I appreciated the honesty, AND I love a challenge. My vision for my work isn’t just about getting those who need it individual counseling, it’s about changing departmental culture so everyone can feel safe to have their personal reactions to traumatic events be validated and there be no shame in saying a run impacted them. My scheduled start time was Monday morning, but my unexpected impromptu invitation to dinner on Sunday night at the station with the guys sped up my arrival.
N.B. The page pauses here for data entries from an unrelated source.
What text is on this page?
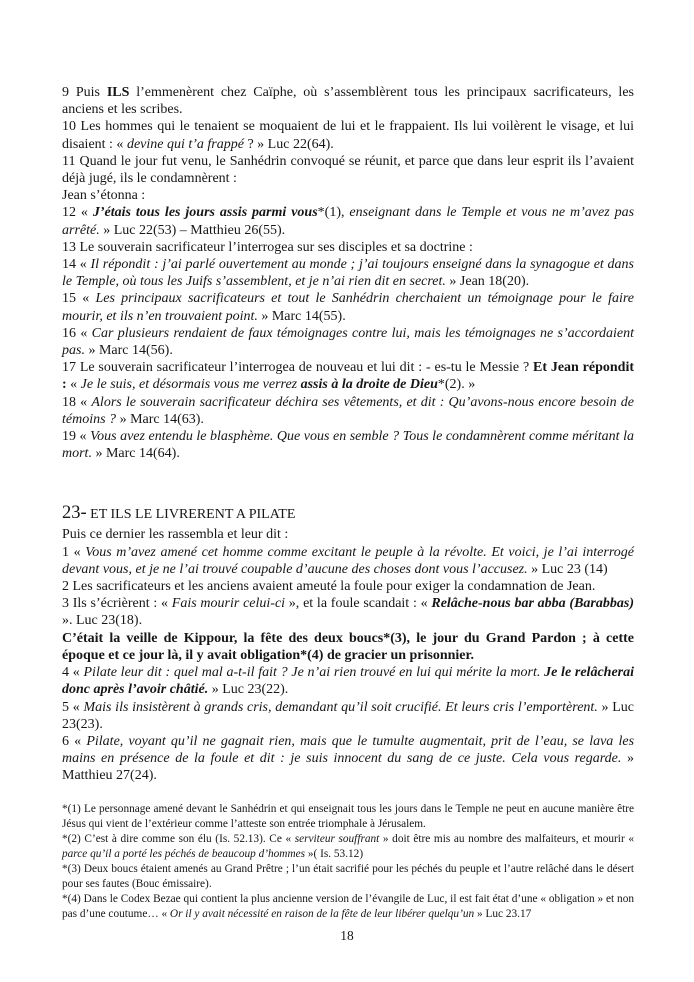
9 Puis ILS l’emmenèrent chez Caïphe, où s’assemblèrent tous les principaux sacrificateurs, les anciens et les scribes.

10 Les hommes qui le tenaient se moquaient de lui et le frappaient. Ils lui voilèrent le visage, et lui disaient : « devine qui t’a frappé ? » Luc 22(64).

11 Quand le jour fut venu, le Sanhédrin convoqué se réunit, et parce que dans leur esprit ils l’avaient déjà jugé, ils le condamnèrent :

Jean s’étonna :

12 « J’étais tous les jours assis parmi vous*(1), enseignant dans le Temple et vous ne m’avez pas arrêté. » Luc 22(53) – Matthieu 26(55).

13 Le souverain sacrificateur l’interrogea sur ses disciples et sa doctrine :

14 « Il répondit : j’ai parlé ouvertement au monde ; j’ai toujours enseigné dans la synagogue et dans le Temple, où tous les Juifs s’assemblent, et je n’ai rien dit en secret. » Jean 18(20).

15 « Les principaux sacrificateurs et tout le Sanhédrin cherchaient un témoignage pour le faire mourir, et ils n’en trouvaient point. » Marc 14(55).

16 « Car plusieurs rendaient de faux témoignages contre lui, mais les témoignages ne s’accordaient pas. » Marc 14(56).

17 Le souverain sacrificateur l’interrogea de nouveau et lui dit : - es-tu le Messie ? Et Jean répondit : « Je le suis, et désormais vous me verrez assis à la droite de Dieu*(2). »

18 « Alors le souverain sacrificateur déchira ses vêtements, et dit : Qu’avons-nous encore besoin de témoins ? » Marc 14(63).

19 « Vous avez entendu le blasphème. Que vous en semble ? Tous le condamnèrent comme méritant la mort. » Marc 14(64).

23- ET ILS LE LIVRERENT A PILATE

Puis ce dernier les rassembla et leur dit :

1 « Vous m’avez amené cet homme comme excitant le peuple à la révolte. Et voici, je l’ai interrogé devant vous, et je ne l’ai trouvé coupable d’aucune des choses dont vous l’accusez. » Luc 23 (14)

2 Les sacrificateurs et les anciens avaient ameuté la foule pour exiger la condamnation de Jean.

3 Ils s’écrièrent : « Fais mourir celui-ci », et la foule scandait : « Relâche-nous bar abba (Barabbas) ». Luc 23(18).

C’était la veille de Kippour, la fête des deux boucs*(3), le jour du Grand Pardon ; à cette époque et ce jour là, il y avait obligation*(4) de gracier un prisonnier.

4 « Pilate leur dit : quel mal a-t-il fait ? Je n’ai rien trouvé en lui qui mérite la mort. Je le relâcherai donc après l’avoir châtié. » Luc 23(22).

5 « Mais ils insistèrent à grands cris, demandant qu’il soit crucifié. Et leurs cris l’emportèrent. » Luc 23(23).

6 « Pilate, voyant qu’il ne gagnait rien, mais que le tumulte augmentait, prit de l’eau, se lava les mains en présence de la foule et dit : je suis innocent du sang de ce juste. Cela vous regarde. » Matthieu 27(24).

*(1) Le personnage amené devant le Sanhédrin et qui enseignait tous les jours dans le Temple ne peut en aucune manière être Jésus qui vient de l’extérieur comme l’atteste son entrée triomphale à Jérusalem.

*(2) C’est à dire comme son élu (Is. 52.13). Ce « serviteur souffrant » doit être mis au nombre des malfaiteurs, et mourir « parce qu’il a porté les péchés de beaucoup d’hommes »( Is. 53.12)

*(3) Deux boucs étaient amenés au Grand Prêtre ; l’un était sacrifié pour les péchés du peuple et l’autre relâché dans le désert pour ses fautes (Bouc émissaire).

*(4) Dans le Codex Bezae qui contient la plus ancienne version de l’évangile de Luc, il est fait état d’une « obligation » et non pas d’une coutume… « Or il y avait nécessité en raison de la fête de leur libérer quelqu’un » Luc 23.17

18
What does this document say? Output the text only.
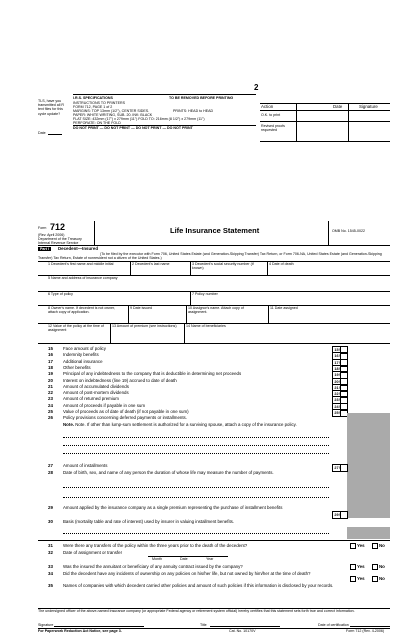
TLS, have you transmitted all R text files for this cycle update?
Date
2
I.R.S. SPECIFICATIONS	TO BE REMOVED BEFORE PRINTING
INSTRUCTIONS TO PRINTERS
FORM 712, PAGE 1 of 2
MARGINS: TOP 13mm (1/2"), CENTER SIDES.	PRINTS: HEAD to HEAD
PAPER: WHITE WRITING, SUB. 20. INK: BLACK
FLAT SIZE: 432mm (17") x 279mm (11") FOLD TO: 216mm (8 1/2") x 279mm (11")
PERFORATE: ON THE FOLD
DO NOT PRINT — DO NOT PRINT — DO NOT PRINT — DO NOT PRINT
Action	Date	Signature
O.K. to print
Revised proofs requested
Form 712
(Rev. April 2006)
Department of the Treasury
Internal Revenue Service
Life Insurance Statement	OMB No. 1545-0022
Part I	Decedent—Insured
(To be filed by the executor with Form 706, United States Estate (and Generation-Skipping Transfer) Tax Return, or Form 706-NA, United States Estate (and Generation-Skipping Transfer) Tax Return, Estate of nonresident not a citizen of the United States.)
1 Decedent's first name and middle initial	2 Decedent's last name	3 Decedent's social security number (if known)
4 Date of death
5 Name and address of insurance company
6 Type of policy	7 Policy number
8 Owner's name. If decedent is not owner, attach copy of application.
9 Date issued	10 Assignor's name. Attach copy of assignment.
11 Date assigned
12 Value of the policy at the time of assignment
13 Amount of premium (see instructions)	14 Name of beneficiaries
15	Face amount of policy
16	Indemnity benefits
17	Additional insurance
18	Other benefits
19	Principal of any indebtedness to the company that is deductible in determining net proceeds
20	Interest on indebtedness (line 19) accrued to date of death
21	Amount of accumulated dividends
22	Amount of post-mortem dividends
23	Amount of returned premium
24	Amount of proceeds if payable in one sum
25	Value of proceeds as of date of death (if not payable in one sum)
26	Policy provisions concerning deferred payments or installments.
15 $
16 $
17 $
18 $
19 $
20 $
21 $
22 $
23 $
24 $
25 $
Note. Note. If other than lump-sum settlement is authorized for a surviving spouse, attach a copy of the insurance policy.
27	Amount of installments	27 $
28	Date of birth, sex, and name of any person the duration of whose life may measure the number of payments.
29	Amount applied by the insurance company as a single premium representing the purchase of installment benefits
29 $
30 Basis (mortality table and rate of interest) used by insurer in valuing installment benefits.
31 Were there any transfers of the policy within the three years prior to the death of the decedent?	Yes	No
32 Date of assignment or transfer
Month	Date	Year
33 Was the insured the annuitant or beneficiary of any annuity contract issued by the company?	Yes	No
34 Did the decedent have any incidents of ownership on any policies on his/her life, but not owned by him/her at the time of death?
Yes	No
35 Names of companies with which decedent carried other policies and amount of such policies if this information is disclosed by your records.
The undersigned officer of the above-named insurance company (or appropriate Federal agency or retirement system official) hereby certifies that this statement sets forth true and correct information.
Signature	Title	Date of certification
For Paperwork Reduction Act Notice, see page 3.	Cat. No. 10170V	Form 712 (Rev. 4-2006)
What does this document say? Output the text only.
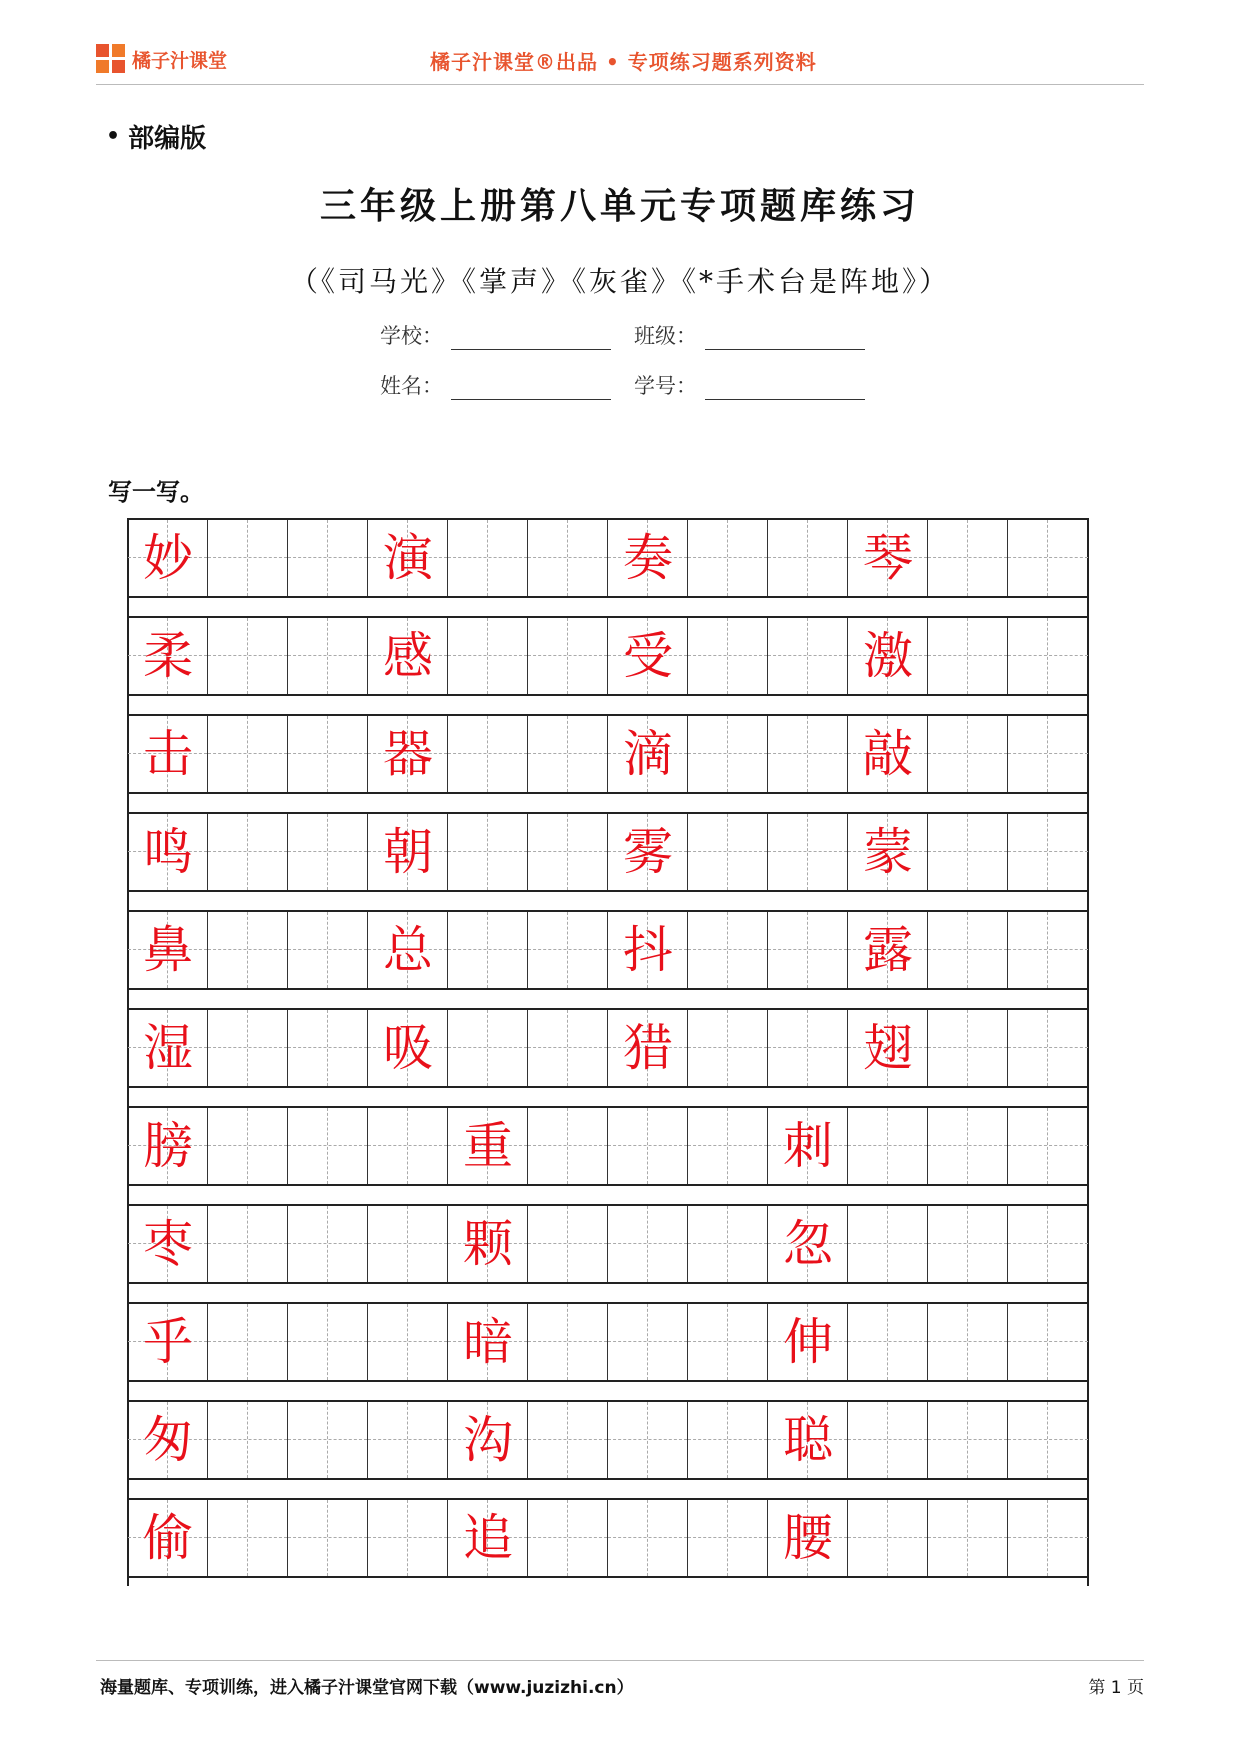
橘子汁课堂	橘子汁课堂®出品 • 专项练习题系列资料
• 部编版
三年级上册第八单元专项题库练习
（《司马光》《掌声》《灰雀》《*手术台是阵地》）
学校：	班级：
姓名：	学号：
写一写。
妙	演	奏	琴
柔	感	受	激
击	器	滴	敲
鸣	朝	雾	蒙
鼻	总	抖	露
湿	吸	猎	翅
膀	重	刺
枣	颗	忽
乎	暗	伸
匆	沟	聪
偷	追	腰
海量题库、专项训练，进入橘子汁课堂官网下载（www.juzizhi.cn）	第 1 页
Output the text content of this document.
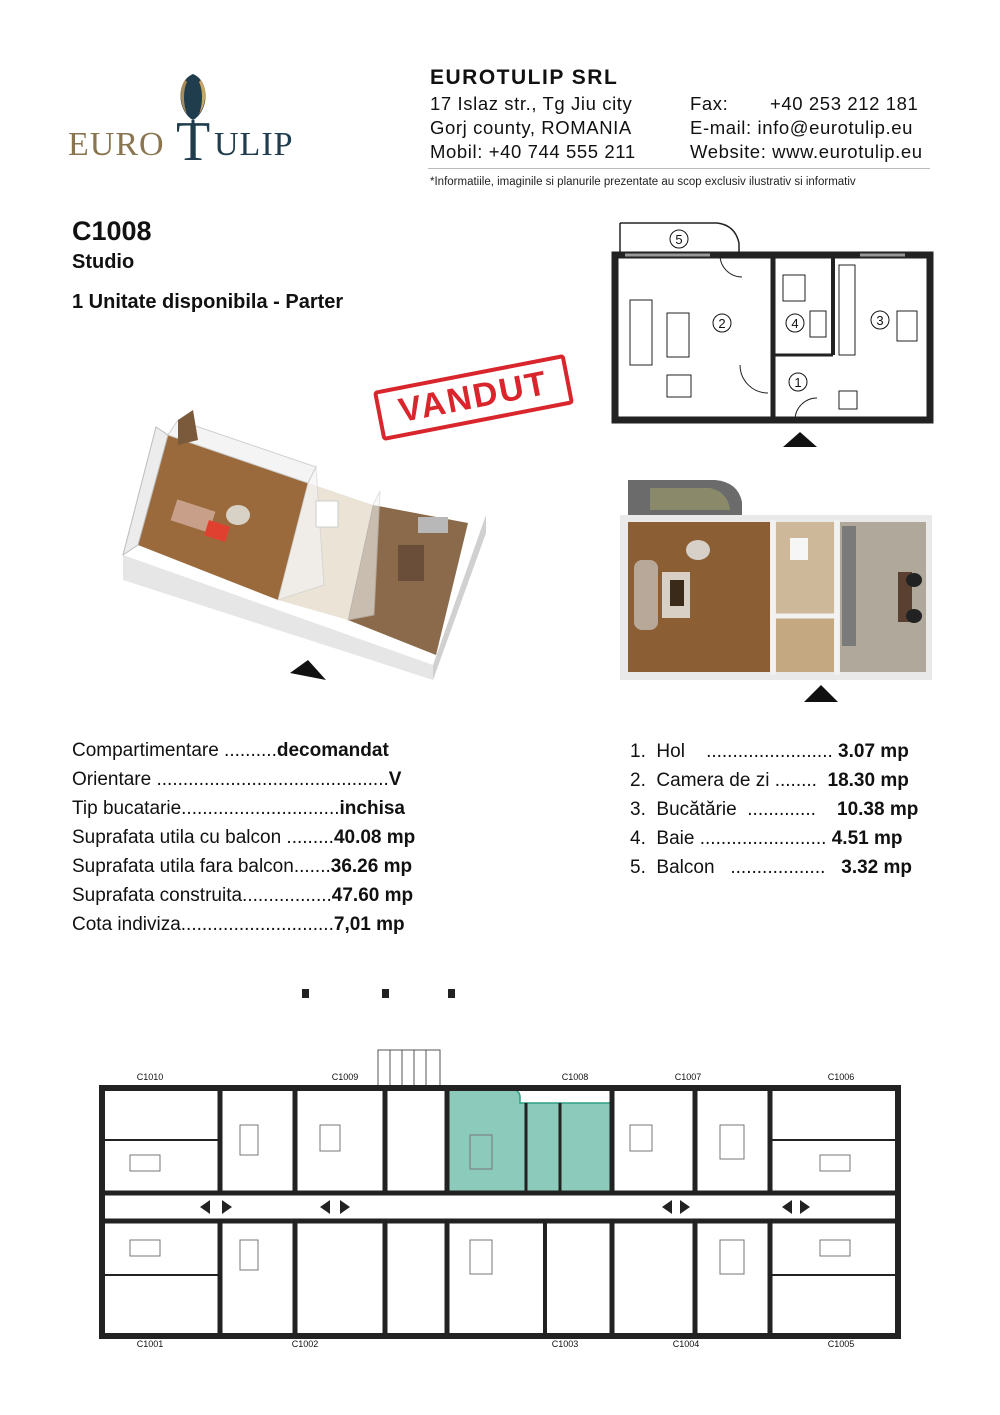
EURO T ULIP
EUROTULIP SRL
17 Islaz str., Tg Jiu city
Gorj county, ROMANIA
Mobil: +40 744 555 211
Fax: +40 253 212 181
E-mail: info@eurotulip.eu
Website: www.eurotulip.eu
*Informatiile, imaginile si planurile prezentate au scop exclusiv ilustrativ si informativ
C1008
Studio
1 Unitate disponibila - Parter
VANDUT	1
2	3
4
5
Compartimentare ..........decomandat
Orientare ............................................V
Tip bucatarie..............................inchisa
Suprafata utila cu balcon .........40.08 mp
Suprafata utila fara balcon.......36.26 mp
Suprafata construita.................47.60 mp
Cota indiviza.............................7,01 mp
1. Hol ........................ 3.07 mp
2. Camera de zi ........ 18.30 mp
3. Bucătărie ............. 10.38 mp
4. Baie ........................ 4.51 mp
5. Balcon .................. 3.32 mp
C1010	C1009	C1008	C1007	C1006
C1001	C1002	C1003	C1004	C1005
From the time I walked into the door to the time I left, I felt welcome. Wherever they were on the mental health spectrum, they were all so cordial, polite and welcoming. I was told I had a “placemat” at the dinner table. Low and behold, it was a cut up box of Cinnamon Toast Crunch cereal. I knew then that no matter what I had to say about trauma or traumatic stress, we were all going to be OK. I take great pride in my training style. Everything tends to go smoother after the first *shocking* thing comes out of my mouth. But realistically, spending time in a fire house I know that I can’t really pussyfoot around the reality of what is happening. Shit gets real and if I stay in some stuffy suited box, nothing will land and my information will get dismissed and we may not be any better than when I arrived, and possibly worse off. This is life or death stuff. But they deal with life or death daily, so understanding that dark humor is important.
Three days later when I left, they knew more. They acknowledged that post traumatic stress was relevant to them, some even acknowledged they likely had it. Some asked for services. That Chief became a “believer.” Top down, bottom up, that’s how we have to address culture change. Having resources not only available, but also known, and accessible is next. Which is why I offer teletherapy across Ohio.
Monday morning when I arrived, my “placemat” had become the sign in the above picture. When I left Wednesday afternoon, I took it with me. It’s in my office now. I’ll keep it as a reminder of how lucky I am to be working with a bunch of jokesters who are open to hearing what I have to say in an effort to save lives.